Rabu, 22 Januari 2025
”DOSA TERBURU-BURU”
Pengkhotbah 3: 17
“Karena untuk segala hal dan segala pekerjaan ada waktunya.”
SUATU PAGI SAYA TERTANGKAP sedang terburu-buru lagi. Saya sedang dalam perjalanan untuk melatih tim sepak bola kampus kami. Seperti biasa, saya mencoba menjejalkan terlalu banyak hal pada waktu pagi hari. Lampu mobil yang berkedip membuat saya menepi, dan seorang pria muram berbaju biru memberi saya salinan formulir bertanda kuning “Pengadilan Lalu Lintas Kota”. Tuduhannya: Saya telah melanggar hukum. Saya bergegas terlalu cepat.
Saat saya melanjutkan perjalanan, Tuhan berbicara kepada saya, “Engkau sudah melanggar hukum.” Saya mengerti. “Tidak,” lanjutnya, “Engkau tidak mengerti. Engkau melanggar hukum.” Melanggar hukum buatan manusia adalah hal yang cukup serius, tetapi saya bersalah karena melanggar ritme abadi yang jauh lebih besar. Saya telah menyerah pada dosa terburu-buru.
Nikos Kazantzakis, dalam bukunya Zorba the Greek, menceritakan sebuah peristiwa perubahan hidup. “Saya ingat suatu pagi ketika saya menemukan kepompong di dalam kulit pohon, tepat ketika kupu-kupu sedang membuat lubang pada kantongnya dan bersiap-siap ingin keluar. Saya menunggu beberapa saat, tetapi kemunculannya terlalu lama dan saya pun menjadi tidak sabar menunggunya. Saya membungkuk di atasnya dan bernapas padanya untuk menghangatkannya. Saya menghangatkannya secepat yang saya bisa, dan keajaiban mulai terjadi di depan mata saya, lebih cepat daripada hidup. Bungkusnya terbuka. Kupu-kupu itu mulai merangkak keluar perlahan, dan saya tidak akan pernah melupakan kengerian saya ketika saya melihat bagaimana sayapnya terlipat ke belakang dan kusut sebelum waktunya. Ia berjuang mati-matian dan beberapa detik kemudian mati di telapak tangan saya.

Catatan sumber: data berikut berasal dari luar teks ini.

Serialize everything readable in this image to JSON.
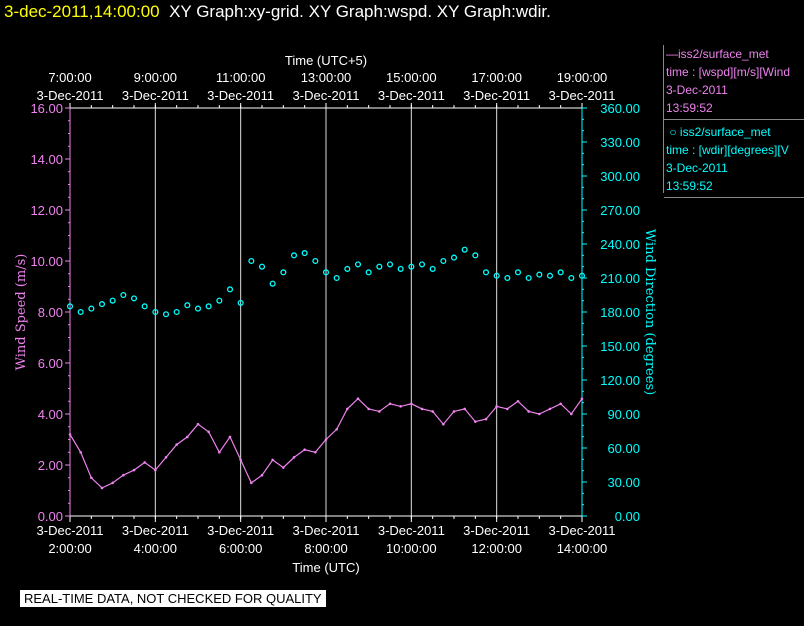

“Tubuh kecil itu, saya yakin, adalah beban terbesar yang saya rasakan di dalam hati nurani saya. Karena saya menyadari saat ini bahwa adalah dosa ketika melanggar hukum alam yang agung. Kita sebaiknya tidak terburu-buru. Kita tidak boleh menjadi tidak sabar. Tetapi kita harus dengan percaya diri mematuhi ritme abadi. Seandainya saja kupu-kupu kecil itu selalu bisa terbang di depan mata saya untuk menyadarkan jalan yang sebenarnya.
Waktu adalah misteri suci. Tidak peduli jam apa yang kita gunakan, Greenwich, Daylight Savings, Standard, Mountain, atau Pacific. Kita sepertinya
tidak pernah merasa cukup waktu.
Bagaimana caranya agar kita terhindar dari dosa terburu-buru? Dengan berserah diri sepenuhnya kepada-Nya, melepaskan tenggang waktu yang kita tentukan sendiri, dan hidup dalam ritme “Berserah kepada Yesus, segenap badan dan hati,” tanpa merasa bersalah, tanpa alasan, tanpa penyesalan, hidup dalam ketaatan saat demi saat berdasarkan waktu-Nya.